The solution here is to flatten the multiple intervals into a single interval set. Since each distribution is defined along the range (0, 1)
, we can make distribution N
to the range (N, N+1)
. Thus, the solution for our puzzle above might look like this:
even←(6⍴2 1)÷9
even
0.22222 0.11111 0.22222 0.11111 0.22222 0.11111
⊢odd←(6⍴1 2)÷9
0.11111 0.22222 0.11111 0.22222 0.11111 0.22222
+⍀0,even,odd
0 0.22222 0.33333 0.55556 0.66667 0.88889 1 1.1111 1.3333 1.4444 1.6667 1.7778 2
?10⍴0
0.54943 0.97562 0.09218 0.18439 0.17096 0.86066 0.27273 0.21014 0.99283 0.91454
(7⍴1),3⍴0
1 1 1 1 1 1 1 0 0 0
((7⍴1),3⍴0)+?10⍴0
1.7619 1.0723 1.5568 1.3648 1.5355 1.2023 1.6845 0.8264 0.72646 0.0029732
(+⍀0,even,odd)⍸((7⍴1),3⍴0)+?10⍴0
9 7 11 7 7 11 10 2 2 4
You'll notice that this method will work even when our weighted dice have different numbers of sides.

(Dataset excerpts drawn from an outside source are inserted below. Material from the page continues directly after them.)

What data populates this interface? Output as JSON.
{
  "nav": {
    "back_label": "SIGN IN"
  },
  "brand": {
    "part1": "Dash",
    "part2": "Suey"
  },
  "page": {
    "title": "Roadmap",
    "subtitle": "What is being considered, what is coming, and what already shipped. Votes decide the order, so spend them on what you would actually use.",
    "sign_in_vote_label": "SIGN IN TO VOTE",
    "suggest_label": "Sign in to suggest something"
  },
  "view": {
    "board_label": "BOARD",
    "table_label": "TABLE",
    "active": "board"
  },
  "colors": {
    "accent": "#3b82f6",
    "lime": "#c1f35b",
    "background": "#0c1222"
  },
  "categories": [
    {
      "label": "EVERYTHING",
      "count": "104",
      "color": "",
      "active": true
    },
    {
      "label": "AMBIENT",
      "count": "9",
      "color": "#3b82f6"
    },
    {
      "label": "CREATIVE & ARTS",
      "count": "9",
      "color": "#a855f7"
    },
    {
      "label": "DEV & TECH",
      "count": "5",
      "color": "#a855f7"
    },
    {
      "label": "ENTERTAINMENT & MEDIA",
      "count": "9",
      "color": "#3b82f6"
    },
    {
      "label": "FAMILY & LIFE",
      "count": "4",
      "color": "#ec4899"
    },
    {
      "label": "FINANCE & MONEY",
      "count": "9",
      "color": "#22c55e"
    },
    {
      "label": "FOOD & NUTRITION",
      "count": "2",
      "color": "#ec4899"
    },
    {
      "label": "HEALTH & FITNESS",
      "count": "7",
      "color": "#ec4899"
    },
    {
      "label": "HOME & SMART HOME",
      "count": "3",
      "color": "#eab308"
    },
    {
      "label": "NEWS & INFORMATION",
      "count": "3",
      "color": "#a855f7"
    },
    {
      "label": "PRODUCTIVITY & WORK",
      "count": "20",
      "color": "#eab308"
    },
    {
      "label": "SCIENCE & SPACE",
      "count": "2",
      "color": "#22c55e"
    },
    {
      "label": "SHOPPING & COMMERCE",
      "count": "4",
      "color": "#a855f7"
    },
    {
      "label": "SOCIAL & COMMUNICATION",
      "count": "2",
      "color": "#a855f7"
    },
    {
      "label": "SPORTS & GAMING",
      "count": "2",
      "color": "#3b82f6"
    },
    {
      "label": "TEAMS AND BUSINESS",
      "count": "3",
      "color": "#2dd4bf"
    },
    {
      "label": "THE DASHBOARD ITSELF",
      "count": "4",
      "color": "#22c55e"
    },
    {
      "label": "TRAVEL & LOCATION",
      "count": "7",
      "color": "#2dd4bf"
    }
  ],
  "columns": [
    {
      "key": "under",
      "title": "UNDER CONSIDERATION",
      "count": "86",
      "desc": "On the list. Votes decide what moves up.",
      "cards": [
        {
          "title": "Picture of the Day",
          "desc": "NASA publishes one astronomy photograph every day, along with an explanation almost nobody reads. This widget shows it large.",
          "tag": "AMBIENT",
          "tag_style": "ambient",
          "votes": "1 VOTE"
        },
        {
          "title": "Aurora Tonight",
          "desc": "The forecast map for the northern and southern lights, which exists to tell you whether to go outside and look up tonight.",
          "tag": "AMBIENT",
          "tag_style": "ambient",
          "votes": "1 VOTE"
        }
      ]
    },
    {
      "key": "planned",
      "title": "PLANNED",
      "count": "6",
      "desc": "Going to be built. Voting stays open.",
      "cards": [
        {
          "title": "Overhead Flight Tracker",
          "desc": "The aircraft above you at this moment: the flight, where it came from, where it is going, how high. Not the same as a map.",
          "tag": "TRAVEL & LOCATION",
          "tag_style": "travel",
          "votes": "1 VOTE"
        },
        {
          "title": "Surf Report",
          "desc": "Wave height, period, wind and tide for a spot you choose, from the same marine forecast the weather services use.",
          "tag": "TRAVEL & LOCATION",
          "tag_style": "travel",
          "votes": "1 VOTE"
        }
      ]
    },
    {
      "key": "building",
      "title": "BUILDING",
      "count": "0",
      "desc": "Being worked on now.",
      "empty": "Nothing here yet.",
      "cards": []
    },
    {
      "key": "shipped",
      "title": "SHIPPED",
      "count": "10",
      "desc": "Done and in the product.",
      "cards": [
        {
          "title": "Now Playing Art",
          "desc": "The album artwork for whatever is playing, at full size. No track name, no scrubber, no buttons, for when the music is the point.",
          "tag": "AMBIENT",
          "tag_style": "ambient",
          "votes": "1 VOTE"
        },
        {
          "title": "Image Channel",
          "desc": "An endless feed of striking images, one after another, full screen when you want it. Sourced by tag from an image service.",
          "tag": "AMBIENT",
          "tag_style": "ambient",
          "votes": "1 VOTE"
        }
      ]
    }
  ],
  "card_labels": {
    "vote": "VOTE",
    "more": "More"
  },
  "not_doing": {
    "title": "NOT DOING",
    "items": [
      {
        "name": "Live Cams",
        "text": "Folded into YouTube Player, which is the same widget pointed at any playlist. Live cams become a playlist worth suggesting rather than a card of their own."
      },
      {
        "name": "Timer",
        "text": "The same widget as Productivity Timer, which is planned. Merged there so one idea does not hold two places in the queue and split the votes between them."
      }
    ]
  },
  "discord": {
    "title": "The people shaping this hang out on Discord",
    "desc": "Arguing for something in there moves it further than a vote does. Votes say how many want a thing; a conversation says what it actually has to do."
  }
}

As an exercise to the reader, suppose that you have a general distribution of N
weighted sides for a die, but you want to "derive" a bunch of similar dice with the same basic distribution with certain "sides" disabled. Then, you want to roll all of these dice various numbers of times. How might you do this? I am using this technique to solve certain types of Markov-style generation problems.